Les droits des divers titulaires doivent être de même nature. Ainsi, le droit de l'usufruitier étant différent de celui de propriétaire, il n'y a pas indivision entre l'usufruitier et le nu-propriétaire d'une même chose, mais démembrement de la propriété (Cour de cassation, 1re chambre civile du 17 octobre 2019, n° 18-23.689). En revanche, il peut y avoir indivision entre plusieurs usufruitiers, plusieurs nus-propriétaires ou plusieurs propriétaires. Cela n'implique pas que les indivisaires soient titulaires de parts indivises égales.

L'organisation de l'indivision, aussi bien légale que conventionnelle, a été remaniée plusieurs fois. La dernière réforme majeure résulte de la loi n° 2006-728 du 23 juin 2006 portant réforme des successions qui a modifié profondément certains des textes fixant le statut juridique de l'indivision.

L'entrée en vigueur de la loi du 23 juin 2006 a été fixée au 1er janvier 2007. Les dispositions relatives au partage s'appliquent à toutes les indivisions existantes au jour de l'entrée en vigueur de la loi et aux successions ouvertes non encore partagées à cette date, sauf s'il existe une instance en cours. Celles qui concernent les successions s'appliquent à toutes les successions ouvertes à compter de son entrée en vigueur, même si le défunt a consenti des libéralités antérieures à celle-ci (L. 23 juin 2006, art. 47).

S’agissant des mesures conservatoires : Les mesures nécessaires à la conservation des biens indivis sont, selon la Cour de cassation, les « actes matériels ou juridiques ayant pour objet de soustraire le bien indivis à un péril imminent sans compromettre sérieusement le droit des indivisaires ». La formule vise des situations de fait qui sont livrées à l’appréciation souveraine des juges du fond. Le caractère conservatoire est apprécié cas par cas, la décision devant relever la nécessité de la mesure sollicitée.

Tout indivisaire peut-il accomplir seul un acte conservatoire ?

La Cour de cassation dans sa 3e chambre civile du 28 mai 2020 a estimé que « tout indivisaire peut accomplir seul un acte conservatoire ».  

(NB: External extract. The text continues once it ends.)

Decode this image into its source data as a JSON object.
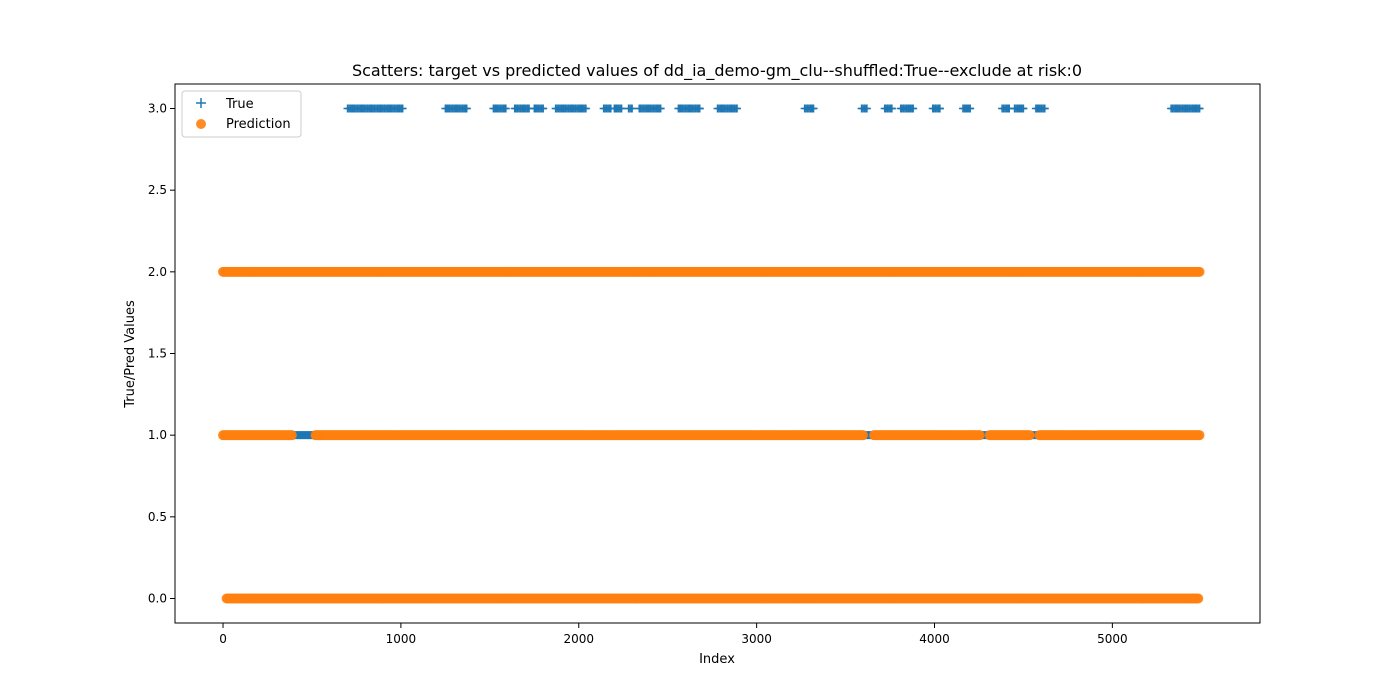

La Cour de cassation estime donc qu’ « en statuant ainsi, alors que l’action engagée, en ce qu’elle avait pour objet la liquidation d’une astreinte prononcée en vue d’assurer la remise en état de biens indivis, constituait un acte conservatoire que tout indivisaire peut accomplir seul, la cour d’appel a violé le texte susvisé, par refus d’application ».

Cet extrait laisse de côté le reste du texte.